Gallery of Philologists
Origen
c185 - 254

Origen

Origen was born into a Christian family at Alexandria. Like many of the people mentioned in these pages, he was a youthful prodigy of learning. He first studied with his father Leonides, and later under Pantaenus and Clement at the Catechetical School of Alexandria. In 202, when he was seventeen, during the persecutions of Septimus Severus, he was kept from joining his father in martyrdom only by his mother, who hid his clothes so that he could not leave the house. Clement of Alexandria, the master of the School of Alexandria, had been driven out by the same persecution, and in 203 Origen was formally confirmed by Bishop Demetrius as his successor. He continued to pursue learning, even beyond Alexandria. To better understand pagan thought, he attended the NeoPlatonic lectures of Ammonius Saccas. He also visited Rome, where in obedience to the principle of Matthew 19:12, he supposedly underwent castration, ostensibly in order to be able to teach female converts without provoking scandal. One of those female students later became the mother of a future Emperor. Another persecution at Alexandria, that of Caracalla in 215, interrupted his teaching. He went to Palestine, but was presently recalled by Bishop Demetrius. His literary output, which first and last was enormous, had by this time established him as an authority in the Eastern Church..

Origen was concerned that the Greek Old Testament should rest on a secure foundation, and he had the basic good idea of lining up the current received Hebrew text (together with a transliteration into Greek letters) in columns beside four translations: three recent ones and the older Septuagint.
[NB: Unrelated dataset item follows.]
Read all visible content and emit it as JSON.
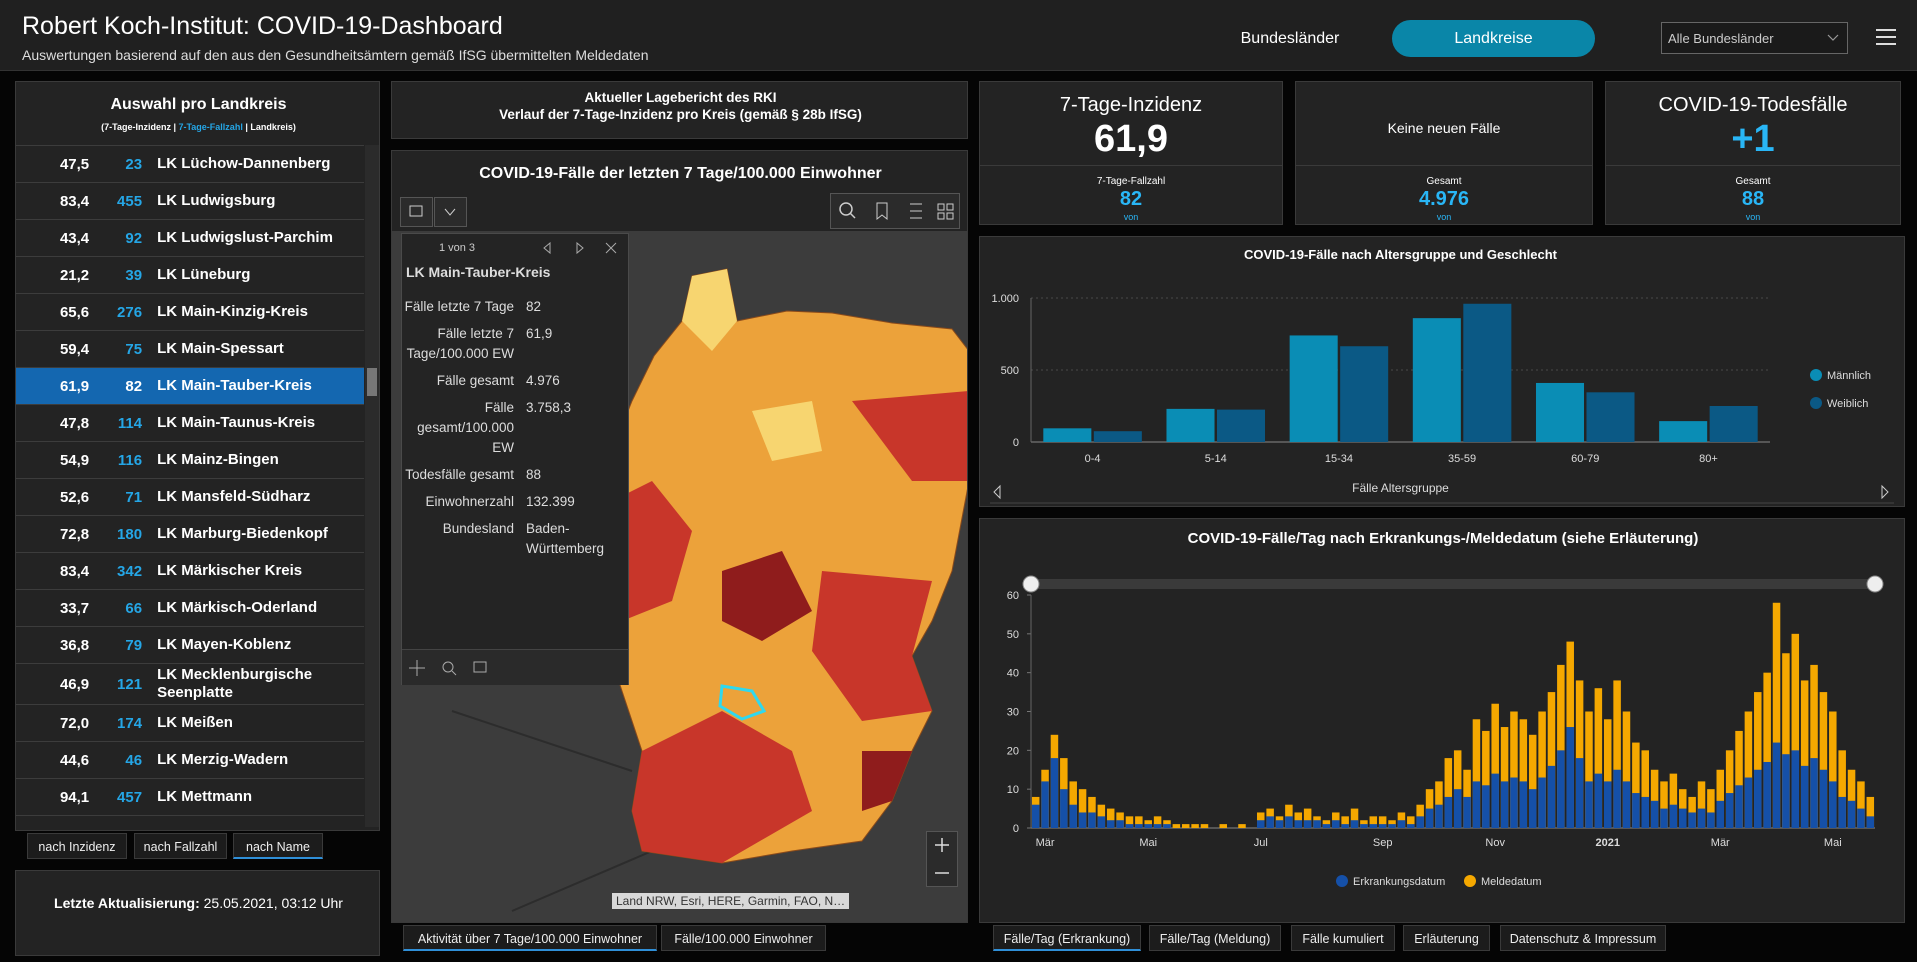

His thought was to improve on the Septuagint translation by comparing it against the best available Hebrew text; unfortunately, he did not realize that the Septuagint version had been made from an earlier, and in many places better, Hebrew text; the Hebrew text then current had become corrupted at several points.
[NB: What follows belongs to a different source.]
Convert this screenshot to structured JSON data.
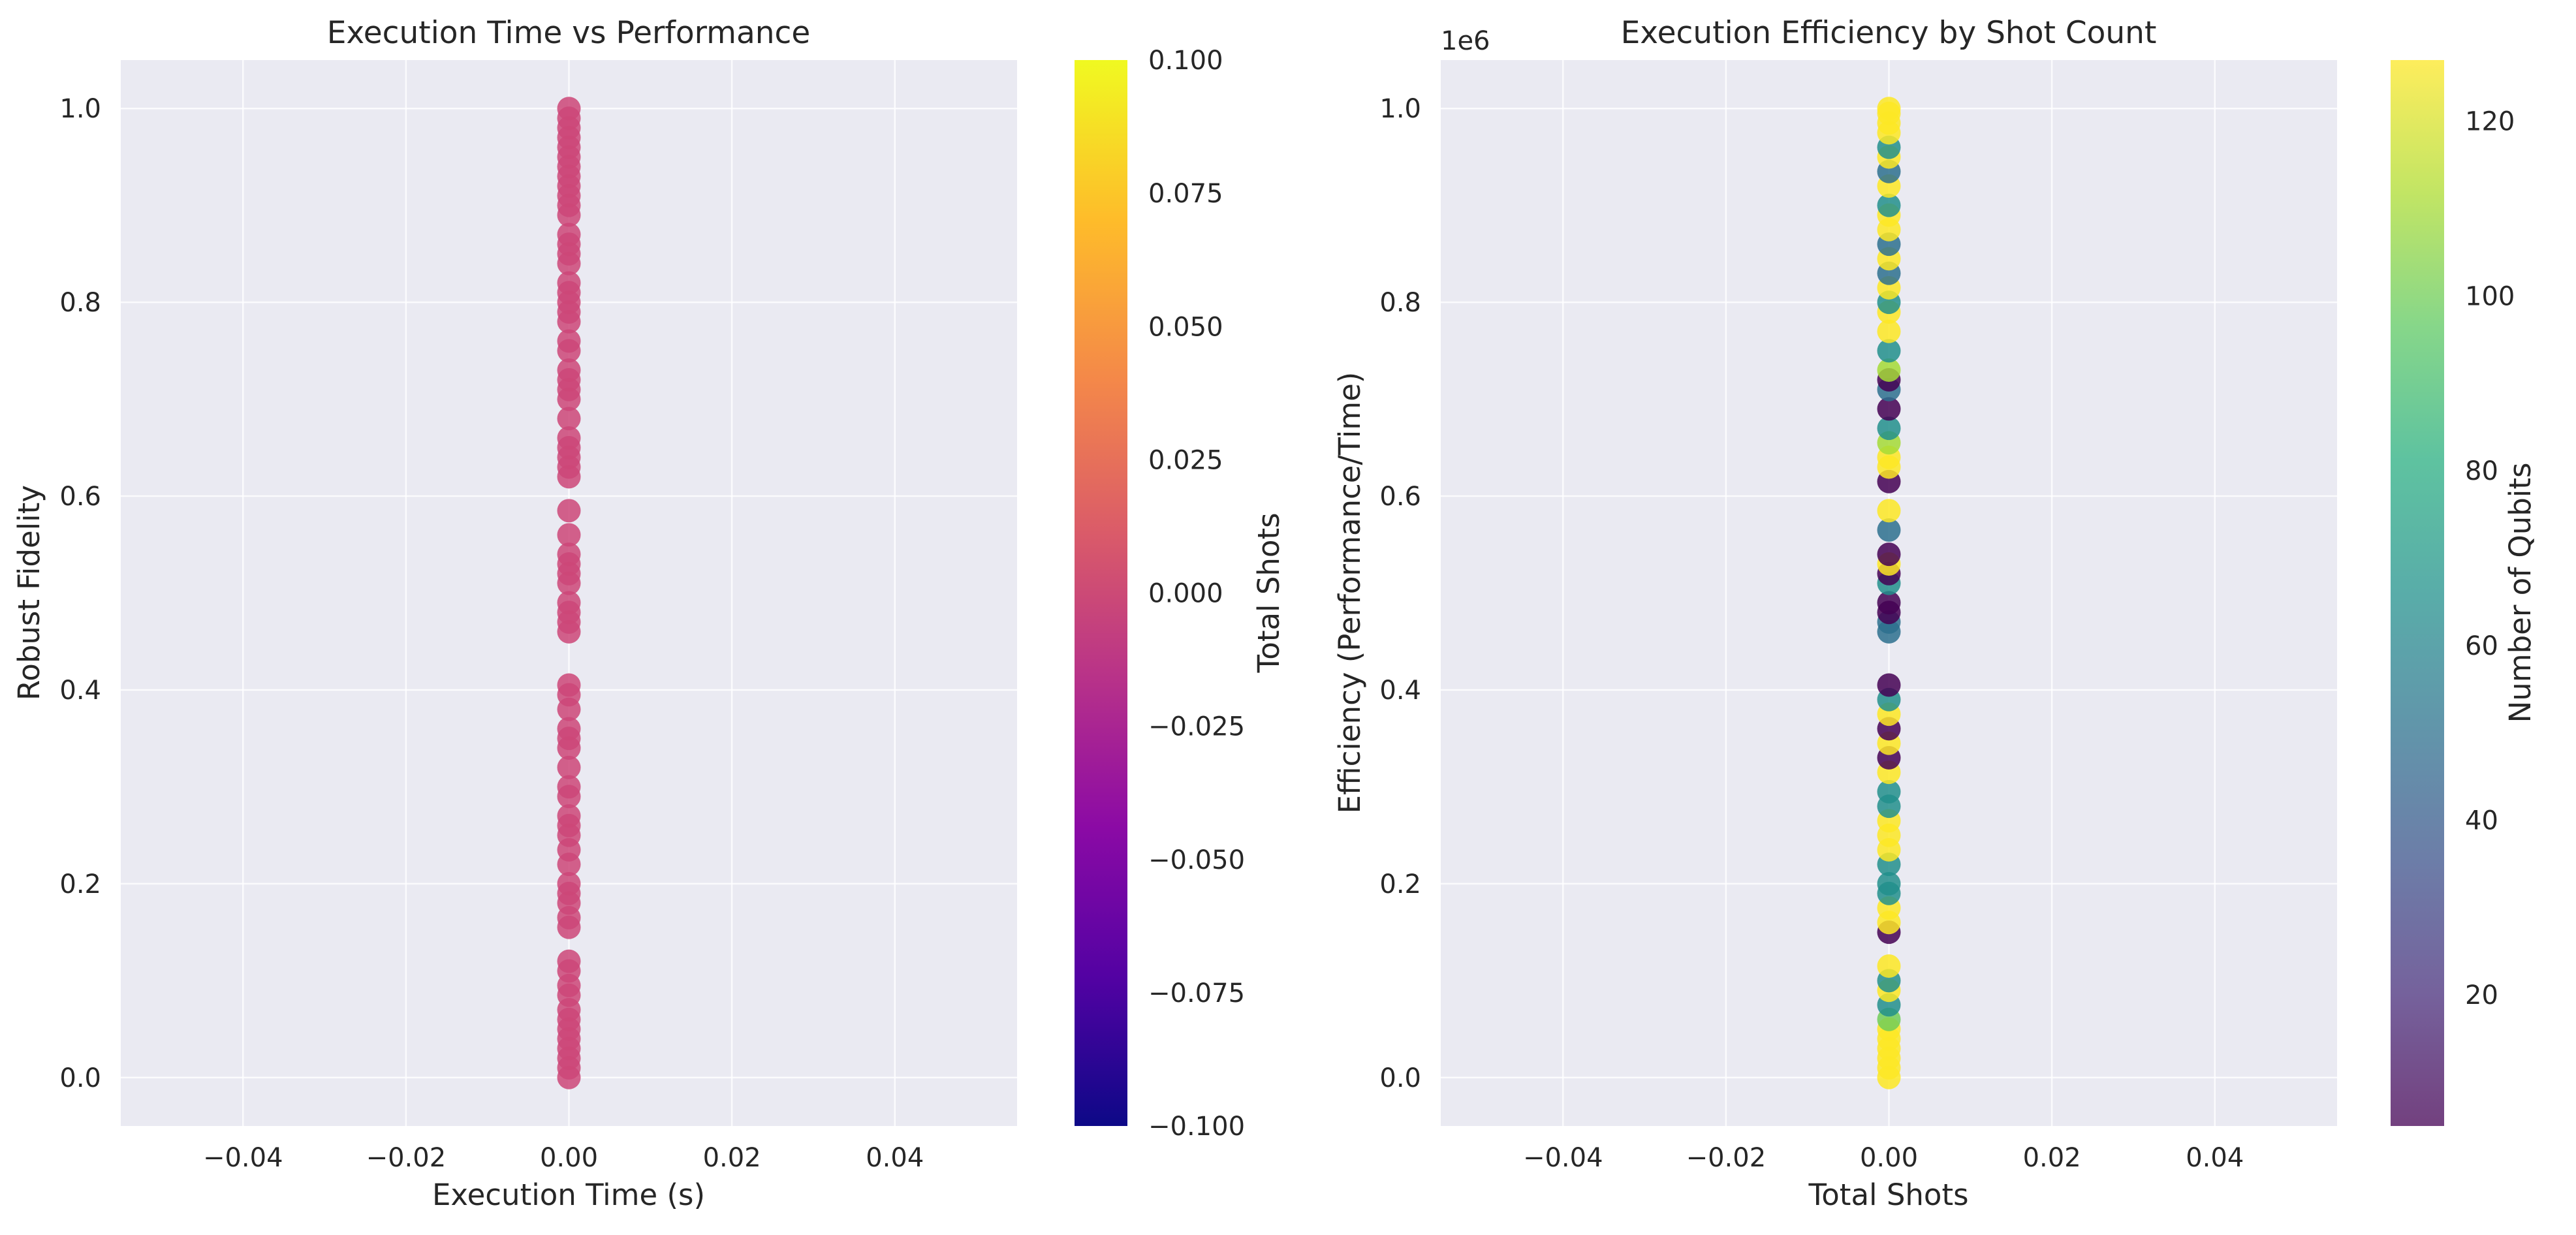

The same right instinct led him to the correct answer in the case of the authorship of the Epistle to the Hebrews. This had come to be ascribed to Paul, but there were doubts. Origan found the doubts persuasive:

That the character of the diction of the epistle entitled To the Hebrews has not the Apostle's rudeness in speech, who confessed himself rude in speech [2 Cor 11:6], that is, in style, but that the epistle is better Greek in the framing of its diction, will be admitted by everyone who is able to discern differences of style.

But he also found the sensibilities of the faithful persuasive, and retreated from the obvious conclusion:

But again, on the other hand, that the thoughts of the epistle are admirable, and not inferior to the acknowledged writings of the Apostle, to this also everyone will consent as true who has given attention to reading the Apostle . . .
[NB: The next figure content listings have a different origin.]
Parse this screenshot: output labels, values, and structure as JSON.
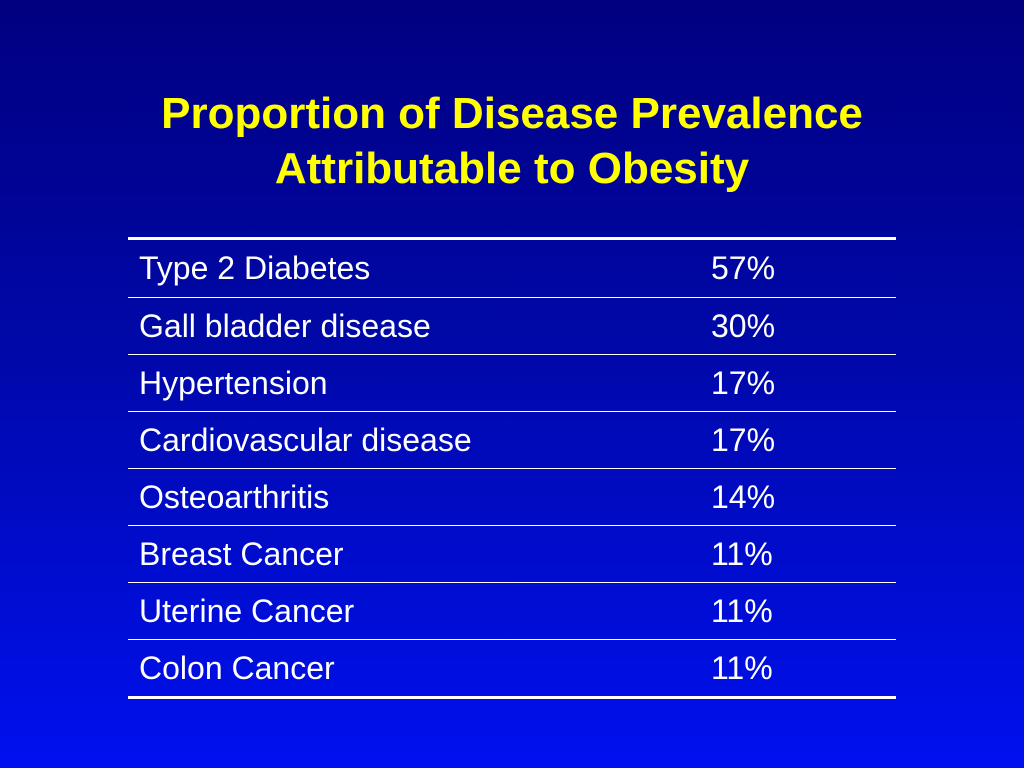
{
  "slide": {
    "title_line1": "Proportion of Disease Prevalence",
    "title_line2": "Attributable to Obesity"
  },
  "table": {
    "rows": [
      {
        "condition": "Type 2 Diabetes",
        "value": "57%"
      },
      {
        "condition": "Gall bladder disease",
        "value": "30%"
      },
      {
        "condition": "Hypertension",
        "value": "17%"
      },
      {
        "condition": "Cardiovascular disease",
        "value": "17%"
      },
      {
        "condition": "Osteoarthritis",
        "value": "14%"
      },
      {
        "condition": "Breast Cancer",
        "value": "11%"
      },
      {
        "condition": "Uterine Cancer",
        "value": "11%"
      },
      {
        "condition": "Colon Cancer",
        "value": "11%"
      }
    ]
  },
  "colors": {
    "title": "#ffff00",
    "text": "#ffffff",
    "background_top": "#000080",
    "background_bottom": "#0010f0"
  }
}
This wavers at the last. For the philologist of conscience, there is no "on the other hand."

Origen wrote in Greek, though many of his works were translated into Latin. Most of them are lost, but a respectable number survive, in whole or in part, and some remain Christian classics in our time. They display an intensity both spiritual and intellectual. Among them are his Exhortation to Martyrdom (c235); his tract Contra Celsum, written to refute the heretic Celsus, whose treatise of c180 was considered a serious attack on Christianity; his treatises On First Principles (Peri Archon or De Principiis, written while still in Alexandria) and on the Passover and the Lord's Prayer (c231; the first Christian essay on prayer as such); and his homilies on several books of the Bible, including Genesis, Exodus, the Song of Solomon, Jeremiah, and Joshua; on the Gospels of Matthew and John; and on the Pauline epistles to the Romans and the Hebrews.

Readings

  • Ronald Heine (ed). The Commentaries of Origen and Jerome on St. Paul’s Letter to the Ephesians. Oxford 2003
  • Eusebius. Ecclesiastical History. Most of Book VI is devoted to Origen.